3. O presente Protocolo será aplicado pelos Estados Membros sem nenhuma limitação geográfica; entretanto, as declarações já feitas em virtude da alínea “a” do §1 da seção B do artigo1 da Convenção aplicar-se-ão, também, no regime do presente Protocolo, a menos que as obrigações do Estado declarante tenham sido ampliadas de conformidade com o §2 da seção B do artigo 1 da Convenção.

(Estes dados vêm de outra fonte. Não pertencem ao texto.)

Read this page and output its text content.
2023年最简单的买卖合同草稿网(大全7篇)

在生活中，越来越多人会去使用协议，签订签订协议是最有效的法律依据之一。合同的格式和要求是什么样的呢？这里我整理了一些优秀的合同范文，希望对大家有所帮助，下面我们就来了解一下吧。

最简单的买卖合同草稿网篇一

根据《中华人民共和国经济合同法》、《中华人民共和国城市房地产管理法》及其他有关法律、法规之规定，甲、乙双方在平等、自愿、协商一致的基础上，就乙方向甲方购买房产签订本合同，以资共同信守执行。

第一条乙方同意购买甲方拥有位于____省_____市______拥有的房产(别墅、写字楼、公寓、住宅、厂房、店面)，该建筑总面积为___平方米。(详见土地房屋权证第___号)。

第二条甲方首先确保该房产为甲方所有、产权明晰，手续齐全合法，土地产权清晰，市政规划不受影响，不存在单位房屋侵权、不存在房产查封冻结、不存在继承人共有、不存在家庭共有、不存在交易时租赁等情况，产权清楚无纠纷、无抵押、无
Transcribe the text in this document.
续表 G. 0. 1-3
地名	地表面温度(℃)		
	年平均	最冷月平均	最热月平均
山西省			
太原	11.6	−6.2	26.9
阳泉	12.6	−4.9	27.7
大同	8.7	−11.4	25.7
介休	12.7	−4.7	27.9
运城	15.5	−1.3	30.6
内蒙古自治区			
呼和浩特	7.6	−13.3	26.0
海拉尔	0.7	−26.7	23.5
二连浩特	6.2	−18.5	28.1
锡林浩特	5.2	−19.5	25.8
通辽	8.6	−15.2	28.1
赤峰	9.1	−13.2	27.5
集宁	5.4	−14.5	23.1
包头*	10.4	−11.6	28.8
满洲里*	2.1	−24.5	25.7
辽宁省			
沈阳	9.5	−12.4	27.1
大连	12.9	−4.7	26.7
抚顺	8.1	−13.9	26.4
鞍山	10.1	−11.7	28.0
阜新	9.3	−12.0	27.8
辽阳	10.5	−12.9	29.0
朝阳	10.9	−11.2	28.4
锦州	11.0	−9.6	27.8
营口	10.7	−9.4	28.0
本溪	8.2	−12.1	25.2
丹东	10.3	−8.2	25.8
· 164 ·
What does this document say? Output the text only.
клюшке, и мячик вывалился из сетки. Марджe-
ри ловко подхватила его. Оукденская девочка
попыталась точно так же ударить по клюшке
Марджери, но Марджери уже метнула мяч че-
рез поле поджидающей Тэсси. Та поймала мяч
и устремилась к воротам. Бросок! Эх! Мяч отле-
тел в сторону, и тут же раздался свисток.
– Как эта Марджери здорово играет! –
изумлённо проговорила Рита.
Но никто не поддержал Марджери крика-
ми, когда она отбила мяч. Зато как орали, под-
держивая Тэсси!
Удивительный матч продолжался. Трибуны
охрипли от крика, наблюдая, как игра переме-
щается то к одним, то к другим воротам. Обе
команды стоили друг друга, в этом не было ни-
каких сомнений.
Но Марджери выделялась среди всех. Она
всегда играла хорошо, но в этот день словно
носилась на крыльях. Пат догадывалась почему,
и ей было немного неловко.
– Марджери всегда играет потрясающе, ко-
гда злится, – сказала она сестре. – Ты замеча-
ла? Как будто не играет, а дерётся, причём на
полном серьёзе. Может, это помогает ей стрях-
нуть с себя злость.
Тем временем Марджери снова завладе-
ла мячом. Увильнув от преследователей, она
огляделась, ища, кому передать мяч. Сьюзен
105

A redação da Convenção de 1951, portanto, passou a ser lida da seguinte forma:
[…] qualquer pessoa que em temendo ser perseguida por motivos de raça, religião, nacionalidade, grupo social ou opiniões políticas, se encontra fora do país de sua nacionalidade e que não pode ou, em virtude desse temor, não quer valer-se da proteção desse país, ou que, se não tem nacionalidade e se encontra fora do país no qual tinha sua residência habitual, não pode ou, devido ao referido temor, não quer voltar a ele.
Uma vez que a pessoa adquira o status de refugiado pelo novo país, ele passará a receber a proteção humanitária devida no país que conceder o refúgio. Neste diapasão, ela terá direitos de um cidadão normal e os deveres de um estrangeiro, cabendo-lhes a obrigação de cumprir todas as normas nacionais destinadas a manter a segurança e a ordem pública do Estado (MAZZUOLI, 2011, p. 742).
Tem-se, desta maneira, a base jurídica internacional do Direito dos Refugiados que vigora até os dias atuais.
Referências: RODRIGUES, Gilberto Marcos Antonio. Direito Internacional dos Refugiados: uma perspectiva brasileira. II Anuário Brasileiro de Direito Internacional, Belo Horizonte, v. 1, n. 1, p.164-178, dez. 2007. Anual. MAZZUOLI, Valério de Oliveira. Curso de Direito Internacional Público. 5. ed. São Paulo: Editora Revista dos Tribunais Ltda, 2011. Imagem disponível em: <http://sites.psu.edu/refugee2015/wp-content/uploads/sites/34305/2015/09/1371059561224.cached.jpg>. Acesso em 13/07/2017.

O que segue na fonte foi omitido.